La settimana dei mercato azionari parte bene in Asia

Si parte come sempre dall’Asia. Tokyo è rimasta chiusa per festività. Hong Kong ha chiuso la seduta con un guadagno dello 0,77%, mentre lo Shanghai Composite è in rialzo dello 0,30%, Shenzhen +0,47% come Mumbai. In calo dello 0,95% la borsa di Seul.
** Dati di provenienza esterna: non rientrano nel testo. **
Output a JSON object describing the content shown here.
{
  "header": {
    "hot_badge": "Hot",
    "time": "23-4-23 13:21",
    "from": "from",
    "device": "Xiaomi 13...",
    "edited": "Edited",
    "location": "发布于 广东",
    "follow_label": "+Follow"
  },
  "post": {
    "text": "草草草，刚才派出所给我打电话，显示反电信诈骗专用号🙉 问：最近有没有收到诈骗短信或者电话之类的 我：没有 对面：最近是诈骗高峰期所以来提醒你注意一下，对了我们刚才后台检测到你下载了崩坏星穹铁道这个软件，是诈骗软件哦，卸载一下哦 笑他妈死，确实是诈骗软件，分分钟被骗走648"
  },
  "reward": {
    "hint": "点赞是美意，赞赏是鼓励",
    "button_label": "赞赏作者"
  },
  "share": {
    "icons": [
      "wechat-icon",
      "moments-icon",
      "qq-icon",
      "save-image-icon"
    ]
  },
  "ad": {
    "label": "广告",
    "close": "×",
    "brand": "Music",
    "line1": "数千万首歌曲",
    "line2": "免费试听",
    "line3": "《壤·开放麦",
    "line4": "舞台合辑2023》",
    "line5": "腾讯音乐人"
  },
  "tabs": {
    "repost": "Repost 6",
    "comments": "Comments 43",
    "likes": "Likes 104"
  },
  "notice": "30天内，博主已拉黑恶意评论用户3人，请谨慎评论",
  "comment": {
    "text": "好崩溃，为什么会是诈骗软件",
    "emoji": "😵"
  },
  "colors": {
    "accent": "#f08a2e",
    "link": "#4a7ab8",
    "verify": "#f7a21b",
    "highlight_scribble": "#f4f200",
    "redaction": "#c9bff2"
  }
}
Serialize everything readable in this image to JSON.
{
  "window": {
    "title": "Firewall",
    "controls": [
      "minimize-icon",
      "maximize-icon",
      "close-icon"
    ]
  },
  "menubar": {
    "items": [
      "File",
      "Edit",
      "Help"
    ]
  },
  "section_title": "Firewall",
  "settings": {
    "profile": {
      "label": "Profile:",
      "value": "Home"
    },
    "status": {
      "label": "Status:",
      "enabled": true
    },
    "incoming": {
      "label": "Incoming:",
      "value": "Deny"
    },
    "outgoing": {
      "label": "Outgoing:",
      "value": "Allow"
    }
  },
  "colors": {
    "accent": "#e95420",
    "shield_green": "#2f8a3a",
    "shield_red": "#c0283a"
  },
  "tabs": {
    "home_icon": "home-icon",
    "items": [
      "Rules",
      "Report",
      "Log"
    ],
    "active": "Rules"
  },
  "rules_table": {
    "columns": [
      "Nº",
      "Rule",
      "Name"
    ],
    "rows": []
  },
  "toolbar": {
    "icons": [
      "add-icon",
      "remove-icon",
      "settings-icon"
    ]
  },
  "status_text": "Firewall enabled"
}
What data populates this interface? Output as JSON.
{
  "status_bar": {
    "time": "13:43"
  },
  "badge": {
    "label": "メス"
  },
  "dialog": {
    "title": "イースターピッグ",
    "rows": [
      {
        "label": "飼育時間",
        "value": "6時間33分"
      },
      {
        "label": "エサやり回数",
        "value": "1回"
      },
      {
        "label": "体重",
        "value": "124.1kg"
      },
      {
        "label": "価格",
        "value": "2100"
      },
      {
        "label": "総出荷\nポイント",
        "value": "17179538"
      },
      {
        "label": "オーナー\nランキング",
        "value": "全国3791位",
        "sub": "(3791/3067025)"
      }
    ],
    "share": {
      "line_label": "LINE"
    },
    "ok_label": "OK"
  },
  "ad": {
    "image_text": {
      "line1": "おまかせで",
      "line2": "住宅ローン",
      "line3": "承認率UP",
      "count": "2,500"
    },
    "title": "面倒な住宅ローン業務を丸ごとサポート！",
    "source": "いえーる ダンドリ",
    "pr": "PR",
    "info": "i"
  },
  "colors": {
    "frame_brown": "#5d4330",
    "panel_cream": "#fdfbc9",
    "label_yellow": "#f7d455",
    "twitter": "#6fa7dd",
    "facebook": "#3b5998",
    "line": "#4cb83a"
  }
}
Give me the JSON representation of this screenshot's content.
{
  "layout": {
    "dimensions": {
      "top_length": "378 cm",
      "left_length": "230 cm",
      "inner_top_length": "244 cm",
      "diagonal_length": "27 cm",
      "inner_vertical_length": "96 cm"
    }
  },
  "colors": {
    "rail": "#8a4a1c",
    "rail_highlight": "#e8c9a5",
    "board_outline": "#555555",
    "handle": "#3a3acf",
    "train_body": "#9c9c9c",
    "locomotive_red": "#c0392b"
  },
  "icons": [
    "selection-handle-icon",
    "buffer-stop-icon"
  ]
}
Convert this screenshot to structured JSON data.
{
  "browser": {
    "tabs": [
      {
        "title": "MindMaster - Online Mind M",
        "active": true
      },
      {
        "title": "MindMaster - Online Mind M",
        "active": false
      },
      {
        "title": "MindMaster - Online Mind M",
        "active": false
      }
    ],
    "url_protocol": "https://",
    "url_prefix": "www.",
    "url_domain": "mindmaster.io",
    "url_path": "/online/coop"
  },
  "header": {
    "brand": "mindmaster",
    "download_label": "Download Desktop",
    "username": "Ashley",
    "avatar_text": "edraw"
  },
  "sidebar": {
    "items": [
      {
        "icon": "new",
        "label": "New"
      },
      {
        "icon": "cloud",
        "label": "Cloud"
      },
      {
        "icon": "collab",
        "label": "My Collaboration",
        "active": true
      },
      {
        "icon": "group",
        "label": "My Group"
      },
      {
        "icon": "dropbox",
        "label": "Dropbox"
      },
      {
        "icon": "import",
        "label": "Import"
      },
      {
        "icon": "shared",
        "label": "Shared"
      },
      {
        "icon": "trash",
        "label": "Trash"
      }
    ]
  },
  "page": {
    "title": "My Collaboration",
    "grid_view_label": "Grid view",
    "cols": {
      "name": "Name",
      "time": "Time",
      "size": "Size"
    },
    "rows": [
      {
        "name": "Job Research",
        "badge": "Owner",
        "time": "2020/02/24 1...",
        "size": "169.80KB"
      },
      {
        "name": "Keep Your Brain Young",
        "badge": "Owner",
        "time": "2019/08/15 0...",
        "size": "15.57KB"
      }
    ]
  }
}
Sul fronte europeo, dopo un’apertura positiva, è virata verso il negativo Piazza Affari, in perdita dello 0,15%.  Francoforte cede lo 0,22%, Parigi lo 0,34%, Londra lo 0,07% e Amsterdam lo 0,6%.

Occhi puntati sull’Inflazione USA 

Questa settimana gli occhi sono puntati sui dati in arrivo mercoledì sull’inflazione negli Stati Uniti. Quando il dato sarà reso noto si attendono effetti sia sui titoli del Tesoro sia quelle che saranno le prossime mosse della Fed. Gli analisti prevedono che il rialzo dei tassi di interesse potrebbe iniziare già a marzo. 

Intanto il mondo fa i conti con la variante Omicron. Secondo Goldman Sachs può stare quasi tranquilla l’Europa, dove la nuova versione del Covid1-9 dovrebbe portare ad una crescita debole e non ad una nuova recessione. In questo scenario l’Eurozona è destinata a crescere più degli Stati Uniti con un Pil che nel 2022 dovrebbe essere del +4,4% in Europa rispetto al 3,5% degli Stati Uniti. 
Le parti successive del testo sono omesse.